A few years ago I tuned into This American Life, the radio show and hugely popular podcast hosted by Ira Glass. Just as I turned it on, I heard Glass conclude a story this way:
“If listening is all it takes to overcome bad behavior… If listening is more powerful than meanness, sloth, or depression… It’s like a trick from a children’s story, a golden rule kind of lesson that seems way too after-school-special to possibly be true. But by listening to each other, trying to understand each other, we can get to the point where no one can ruin things for everyone else.”
What?! Having studied and taught the power of listening for years, I had to know the rest of the story. After some digging I found the episode (if you’re interested in listening, it’s the first 12 minutes). In it Glass interviews Will Felps, now a Senior Lecturer in the Business School at the University of New South Wales. Glass was interviewing Felps for a show whose theme was “ruining it for the rest of us.”
Felps’ contribution to the show was some research that determined the effect one “bad apple” has on a team’s productivity. He hired an actor to play different roles on teams comprised of college students. On one team, the actor was a “jerk,” who insulted others. On a second team, the actor was a “slacker” who did as little as possible. On a third team, the actor was a “depressive pessimist” who complained and projected team failure.
What Felps found was that in almost every case, the actor’s negative behavior affected the team members’ behavior. They became more like him. In this study, laziness begat laziness; meanness begat meanness; pessimism begat pessimism. As you might expect, this hurt team results. Productivity on teams with the actor was 30 to 40 percent lower than that of the teams without the bad apple. To top it off, Felps discovered something else: it turns out that the best predictor of team performance is not how the best person performs… the best predictor is how the worst person on the team performs.
Fortunately there is some good news that comes from Felps’ research. One team was able to beat the odds, which is where Glass’s concluding words comes in. This team had a leader that did two things differently than other teams had done when confronted with the actor’s negative behavior.
He asked questions.
These two simple behaviors neutralized the negativity of the actor’s behavior. Rather than reacting to the negativity and allowing other team members to do so, this leader sought to understand the actor’s behavior and complaints. The leader’s questions kept the negativity from snowballing. So while the bad apple set the tone for other teams, this leader’s skill kept it from infecting his team.

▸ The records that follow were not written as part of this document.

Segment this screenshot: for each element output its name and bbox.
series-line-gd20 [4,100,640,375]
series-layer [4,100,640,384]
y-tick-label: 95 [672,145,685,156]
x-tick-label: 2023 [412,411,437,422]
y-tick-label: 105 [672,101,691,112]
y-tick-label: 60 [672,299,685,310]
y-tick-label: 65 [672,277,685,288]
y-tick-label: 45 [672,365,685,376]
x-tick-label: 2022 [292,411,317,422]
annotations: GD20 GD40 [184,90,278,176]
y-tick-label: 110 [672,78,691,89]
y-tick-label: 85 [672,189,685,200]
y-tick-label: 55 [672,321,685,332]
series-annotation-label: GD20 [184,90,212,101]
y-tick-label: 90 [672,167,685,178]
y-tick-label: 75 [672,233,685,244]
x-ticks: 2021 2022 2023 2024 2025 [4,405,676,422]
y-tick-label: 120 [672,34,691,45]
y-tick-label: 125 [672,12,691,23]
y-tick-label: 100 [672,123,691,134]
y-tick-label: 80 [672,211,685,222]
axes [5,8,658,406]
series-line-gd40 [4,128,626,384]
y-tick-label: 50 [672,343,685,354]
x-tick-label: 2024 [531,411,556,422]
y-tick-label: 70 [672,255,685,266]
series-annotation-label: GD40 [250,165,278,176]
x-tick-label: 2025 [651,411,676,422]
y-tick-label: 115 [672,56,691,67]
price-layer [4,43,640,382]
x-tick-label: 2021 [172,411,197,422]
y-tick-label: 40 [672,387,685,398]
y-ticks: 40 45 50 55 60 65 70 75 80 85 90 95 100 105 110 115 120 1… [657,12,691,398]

Listening can overcome bad behavior.
Listening can be more powerful than meanness, sloth, and depression.
The people you work with aren’t likely as abrasive, pessimistic, or disengaged as the actor in Felps’ study (I hope not anyway), but we all have our bad-apple moments. Add to that the fact that many people communicate through email (or Slack or Zoom or whatever) where it’s far easier to interpret others’ comments/behavior as having bad-apple intentions. When that happens, those feelings fester, until the next meeting when someone unexpectedly boils over or shuts down. The bad-apple behaviors have won.
So here’s how to perform the too-good-to-be-true trick Glass references:
Recognize the bad-apple moment. Let the person having it speak, but make sure you’re the next person to do so.
Reflect the thoughts and feelings you heard the person communicate genuinely and from his/her point of view. Why? There are actually two reasons. The first is that there is often important information in what sounds like a gripe or complaint. So listen for the core of the issue.
The second is that you don’t want that team member stuck in a bad-apple mindset and make things worse. You want that person to be contributing to the team and the task, not fighting against it. Listening helps people work through what they’re struggling with so they can participate more constructively. The golden rule actually works.
If the person is being jerkish, your reflection might sound like, “you’re really annoyed with the team because we’re not adopting your plan which you’re convinced is right.” If they’re being a downer, it might sound like,” you’re discouraged because we’re behind and it seems like we’re failing.” Wait briefly for an acknowledgment that your summary is on target. Then…
Ask questions that engage the group and also validate the person having the bad moment. “Do other people feel that way?” “What is valid in Jim’s (the bad apple) critique?” “What could we do as a team to be more effective?” “What next steps should we consider so those negative outcomes don’t happen?”
You and the group are now back in charge. Cue The Osmonds.